On Characteristics of Machine Learning

My previous article, Do Neural Networks Dream of Pokémon? I have inferred it is not very effective use of the machine learning technology, and I wanted to do some follow up on that aspect.

First of all, the definition of machine learning is that technology that allows machine to determine outcome without explicitly programming covering all the cases. Generally, when the program is written, in context of normal application programs, programmers have already programmed what to do when certain things happens. For instance, if you write in URL to your web browser, it displays the page under that URL. It is because programmers who have programmed your web browser program to do that.

Therefore, with elements on Pokémon where all the combination of elements are already known, it is more reliable to program all the case for it. (And Pokémon is programmed to do so.)

Unlike the case above, machine learning is effective in the cases like below:

  • Cases where input parameters and their combinations are large, and is not practical to program for all.
  • There are unknowns and ambiguities in expected input.
  • Rate of change and characteristics in input is very subtle. (For it would require a lot more data to determine certain outcome, it is related to the characteristics on input parameters.)

For example, self-driving car is very difficult problem, because it is not possible to explicitly program virtually infinite cases that it has to deal with. (For instance, let’s say the self-driving car has to determine if someone’s standing on the road, it is not realistic to program for all the situations, for example, it can be varying weather, lighting condition, place where the person is standing, and their motion.)
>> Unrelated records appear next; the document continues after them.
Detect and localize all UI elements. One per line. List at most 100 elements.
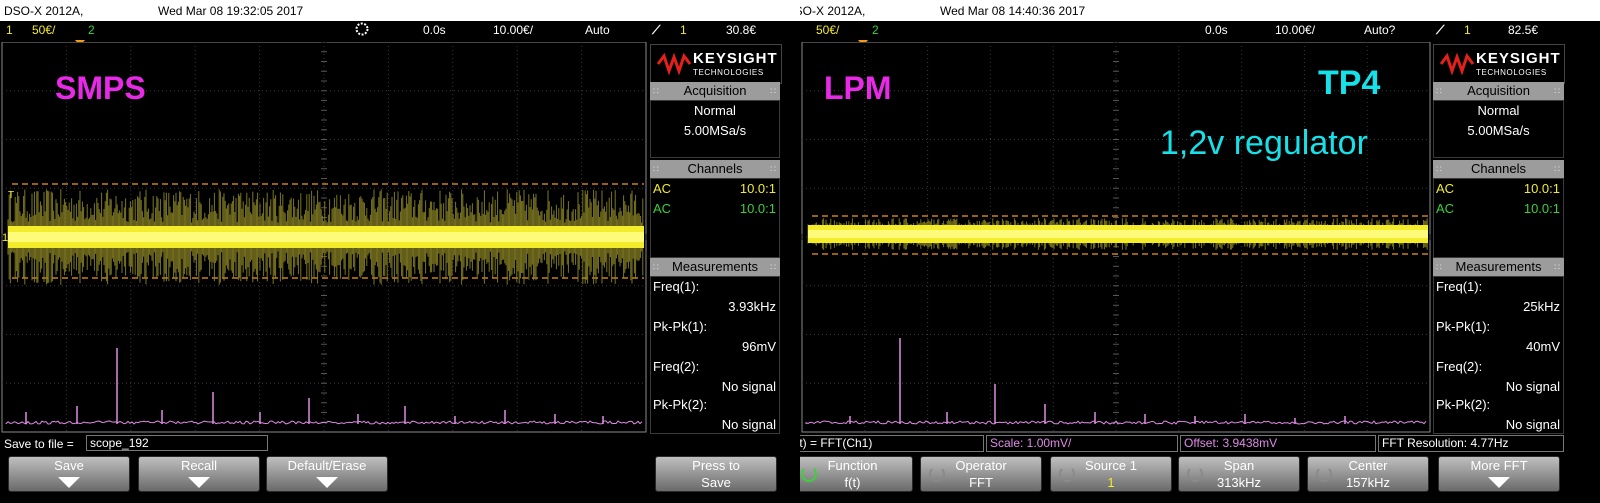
title-bar: DSO-X 2012A, Wed Mar 08 19:32:05 2017 bbox=[0, 0, 800, 21]
trigger-source[interactable]: 1 bbox=[1464, 23, 1471, 37]
trigger-edge-icon: ⟋ bbox=[1436, 23, 1445, 37]
meas-label: Freq(1): bbox=[653, 279, 700, 294]
meas-value: No signal bbox=[1505, 379, 1560, 394]
ch2-coupling: AC bbox=[1436, 201, 1455, 216]
source-softkey[interactable]: Source 11 bbox=[1050, 456, 1172, 492]
meas-label: Freq(2): bbox=[653, 359, 700, 374]
press-to-save-softkey[interactable]: Press to Save bbox=[655, 456, 777, 492]
status-bar: 1 50€/ 2 0.0s 10.00€/ Auto ⟋ 1 30.8€ bbox=[0, 21, 800, 40]
ch2-indicator[interactable]: 2 bbox=[88, 23, 95, 37]
meas-label: Pk-Pk(2): bbox=[1436, 397, 1491, 412]
trigger-level[interactable]: 30.8€ bbox=[726, 23, 756, 37]
meas-value: 96mV bbox=[742, 339, 776, 354]
recall-softkey[interactable]: Recall bbox=[138, 456, 260, 492]
meas-value: No signal bbox=[1505, 417, 1560, 432]
arrow-down-icon bbox=[188, 477, 210, 488]
meas-value: 3.93kHz bbox=[728, 299, 776, 314]
model-name: DSO-X 2012A, bbox=[4, 4, 84, 18]
channels-panel: AC 10.0:1 AC 10.0:1 bbox=[650, 178, 780, 258]
channels-header[interactable]: ∷ Channels ∷ bbox=[650, 160, 780, 178]
acq-rate: 5.00MSa/s bbox=[683, 123, 747, 138]
status-bar: 1 50€/ 2 0.0s 10.00€/ Auto? ⟋ 1 82.5€ bbox=[800, 21, 1600, 40]
meas-label: Pk-Pk(1): bbox=[1436, 319, 1491, 334]
measurements-header[interactable]: ∷ Measurements ∷ bbox=[1433, 258, 1564, 276]
acquisition-panel: Normal 5.00MSa/s bbox=[650, 100, 780, 158]
ch1-probe: 10.0:1 bbox=[1523, 181, 1560, 196]
fft-info-bar: f(t) = FFT(Ch1) Scale: 1.00mV/ Offset: 3… bbox=[800, 435, 1600, 454]
arrow-down-icon bbox=[58, 477, 80, 488]
acq-mode: Normal bbox=[1477, 103, 1520, 118]
regulator-label: 1,2v regulator bbox=[1160, 124, 1368, 162]
channels-header[interactable]: ∷ Channels ∷ bbox=[1433, 160, 1564, 178]
channels-panel: AC 10.0:1 AC 10.0:1 bbox=[1433, 178, 1564, 258]
measurements-panel: Freq(1): 25kHz Pk-Pk(1): 40mV Freq(2): N… bbox=[1433, 276, 1564, 434]
span-softkey[interactable]: Span 313kHz bbox=[1178, 456, 1300, 492]
title-bar: DSO-X 2012A, Wed Mar 08 14:40:36 2017 bbox=[800, 0, 1600, 21]
meas-value: No signal bbox=[721, 379, 776, 394]
datetime: Wed Mar 08 19:32:05 2017 bbox=[158, 4, 304, 18]
model-name: DSO-X 2012A, bbox=[800, 4, 866, 18]
trigger-level[interactable]: 82.5€ bbox=[1508, 23, 1538, 37]
arrow-down-icon bbox=[316, 477, 338, 488]
ch2-probe: 10.0:1 bbox=[1523, 201, 1560, 216]
center-softkey[interactable]: Center 157kHz bbox=[1307, 456, 1429, 492]
keysight-wave-icon bbox=[657, 53, 691, 75]
function-softkey[interactable]: Function f(t) bbox=[800, 456, 913, 492]
timebase[interactable]: 10.00€/ bbox=[493, 23, 533, 37]
trigger-level-marker: T bbox=[8, 190, 15, 201]
meas-value: 25kHz bbox=[1523, 299, 1560, 314]
fft-scale[interactable]: Scale: 1.00mV/ bbox=[986, 435, 1178, 452]
ch1-probe: 10.0:1 bbox=[739, 181, 776, 196]
horizontal-delay[interactable]: 0.0s bbox=[1205, 23, 1228, 37]
ch2-indicator[interactable]: 2 bbox=[872, 23, 879, 37]
datetime: Wed Mar 08 14:40:36 2017 bbox=[940, 4, 1086, 18]
acquisition-header[interactable]: ∷ Acquisition ∷ bbox=[1433, 82, 1564, 100]
scope-screen-right: DSO-X 2012A, Wed Mar 08 14:40:36 2017 1 … bbox=[800, 0, 1600, 503]
scope-screen-left: DSO-X 2012A, Wed Mar 08 19:32:05 2017 1 … bbox=[0, 0, 800, 503]
acquisition-header[interactable]: ∷ Acquisition ∷ bbox=[650, 82, 780, 100]
acq-rate: 5.00MSa/s bbox=[1467, 123, 1530, 138]
operator-softkey[interactable]: Operator FFT bbox=[920, 456, 1042, 492]
ch1-coupling: AC bbox=[1436, 181, 1455, 196]
ch1-scale[interactable]: 50€/ bbox=[816, 23, 839, 37]
fft-offset[interactable]: Offset: 3.9438mV bbox=[1180, 435, 1376, 452]
trigger-mode[interactable]: Auto bbox=[585, 23, 610, 37]
keysight-logo: KEYSIGHT TECHNOLOGIES bbox=[650, 44, 782, 84]
ch2-probe: 10.0:1 bbox=[739, 201, 776, 216]
ch1-coupling: AC bbox=[653, 181, 672, 196]
meas-label: Freq(1): bbox=[1436, 279, 1483, 294]
trigger-mode[interactable]: Auto? bbox=[1364, 23, 1395, 37]
test-point-label: TP4 bbox=[1318, 64, 1381, 102]
run-stop-icon bbox=[354, 21, 370, 40]
measurements-panel: Freq(1): 3.93kHz Pk-Pk(1): 96mV Freq(2):… bbox=[650, 276, 780, 434]
horizontal-delay[interactable]: 0.0s bbox=[423, 23, 446, 37]
meas-label: Pk-Pk(1): bbox=[653, 319, 708, 334]
ch1-scale[interactable]: 50€/ bbox=[32, 23, 55, 37]
meas-label: Pk-Pk(2): bbox=[653, 397, 708, 412]
meas-value: 40mV bbox=[1526, 339, 1560, 354]
acquisition-panel: Normal 5.00MSa/s bbox=[1433, 100, 1564, 158]
ch1-indicator[interactable]: 1 bbox=[6, 23, 13, 37]
annotation-label: LPM bbox=[824, 70, 892, 106]
acq-mode: Normal bbox=[694, 103, 736, 118]
measurements-header[interactable]: ∷ Measurements ∷ bbox=[650, 258, 780, 276]
keysight-logo: KEYSIGHT TECHNOLOGIES bbox=[1433, 44, 1565, 84]
trigger-edge-icon: ⟋ bbox=[652, 23, 661, 37]
ch2-coupling: AC bbox=[653, 201, 672, 216]
meas-value: No signal bbox=[721, 417, 776, 432]
meas-label: Freq(2): bbox=[1436, 359, 1483, 374]
save-file-bar: Save to file = scope_192 bbox=[0, 435, 800, 454]
arrow-down-icon bbox=[1488, 477, 1510, 488]
save-softkey[interactable]: Save bbox=[8, 456, 130, 492]
ch1-ground-marker: 1 bbox=[2, 232, 9, 244]
save-filename-field[interactable]: scope_192 bbox=[86, 435, 268, 451]
timebase[interactable]: 10.00€/ bbox=[1275, 23, 1315, 37]
more-fft-softkey[interactable]: More FFT bbox=[1438, 456, 1560, 492]
fft-resolution: FFT Resolution: 4.77Hz bbox=[1378, 435, 1564, 452]
trigger-source[interactable]: 1 bbox=[680, 23, 687, 37]
annotation-label: SMPS bbox=[55, 70, 146, 106]
default-erase-softkey[interactable]: Default/Erase bbox=[266, 456, 388, 492]
save-file-label: Save to file = bbox=[4, 437, 74, 451]
fft-expression: f(t) = FFT(Ch1) bbox=[800, 435, 984, 452]
keysight-wave-icon bbox=[1440, 53, 1474, 75]
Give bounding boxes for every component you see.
However, there are way such ambiguities can be reduced, for example by the traffic infrastructure, such as traffic signals, and communications between cars, and while current self-driving car technologies focuses on co-existence between current cars and environment, but opposite approach of revising traffic infrastructure should be also taking place.

Before, Google CEO said “It’s a bug that cars were invented before computers” and if he meant that by having computer prior, traffic infrastructure would have been designed that way, I think he was right on.

Back to Pokémon, with Pokémon, it’s 18 elements that each can have up to 2 overlaps, and it is not a large information to process, and can be programmed so without too much of effort. However, if this becomes hundreds, and thousands, with varying overlaps, it becomes very difficult problem to program. (It is however, to program for their patterns, thus, it’s not something that has to be programmed one-by-one.)

Pokémon neural network I’ve experienced other day is a very simple case of neural network, but image recognition and other advanced recognitions are just mere extension of it.

Democratization of machine learning is certainly a big topic in near future, and my intent is to continue experimenting for it.

Do Neural Networks Dream of Pokémon?

One thing I wanted to experiment with TensorFlow (and neural network) is a some simple numerical processing. I have decided to put it into test.

I was looking for some subject, and then I noticed something about Pokémon Sun & Moon. There is a Festival Plaza feature in the game where players can play set of minigame. One of those minigame is where player can attempt to match “most effective” elements given a single or a set of element. For example, one of such example with be Bug and Grass — the answer is Fire gives Super Effective, which earns you point. There are four classes of effectiveness, from none to most effective are, No Effect, Not Very Effective, Normal and Super Effective.

There is a truth table on how this is layouted, but I wanted to see if some learning from mistake approach can predict outcome of this minigame.

Using a dozen of festival tickets, I’ve collected around 80 of log. Next quest is to research how these data can be normalized to test — as I am not yet very familiar with the way TensorFlow works in this regard, with a lot of focus on image recognition, it is surprisingly hard to find information about where numeral data is processed, then I stumbled upon existing effort by mtitg, using TensorFlow to see if TensorFlow can predict survivors of Titanic incident based on multiple parameters.

mtitg’s example uses many parameters, 8 to be exact, but in my case, I will be using three. mtitg’s code is very great starting point as it covers topics about how textual data can be prepared to be converted to numeral value for TensorFlow to process.

I have adopted mtitg’s code to work with my test data.

Long story short, with my limited testing on 80, it turns out to be 50% at most I can get leverage out of. I think the reason as follows:

  • Not enough variety of data; since this is obtained through manual process, there are manual process and considering fairly complexity of Pokémon’s elements, data represented is certainly not a exhaustive set of data.
  • Too many “Normal” outcome. Default for most of outcome that are not affected by certain elements, for example, fire element for bug is normal. Thus data tend to revert to normal, which provided more example where outcome is normal than other three classes.
  • Perhaps neural network is not very good approach for this problem. Perhaps simple logistic regression, and/or Bayesian algorithms would work better.

Conclusion

As I wrote earlier, with existence of actual element pairing data, there is no practical reason of this attempt; it’s really for learning and fun, after all.

With further optimization and research, TensorFlow and machine learning method have a great potential in making sense of data as well as to provide added value from dataset that may be already present. Machine visions and self-driving cars are very cool application for the machine learning technologies, but we shouldn’t forget adopting this technology on our personal computers we already have.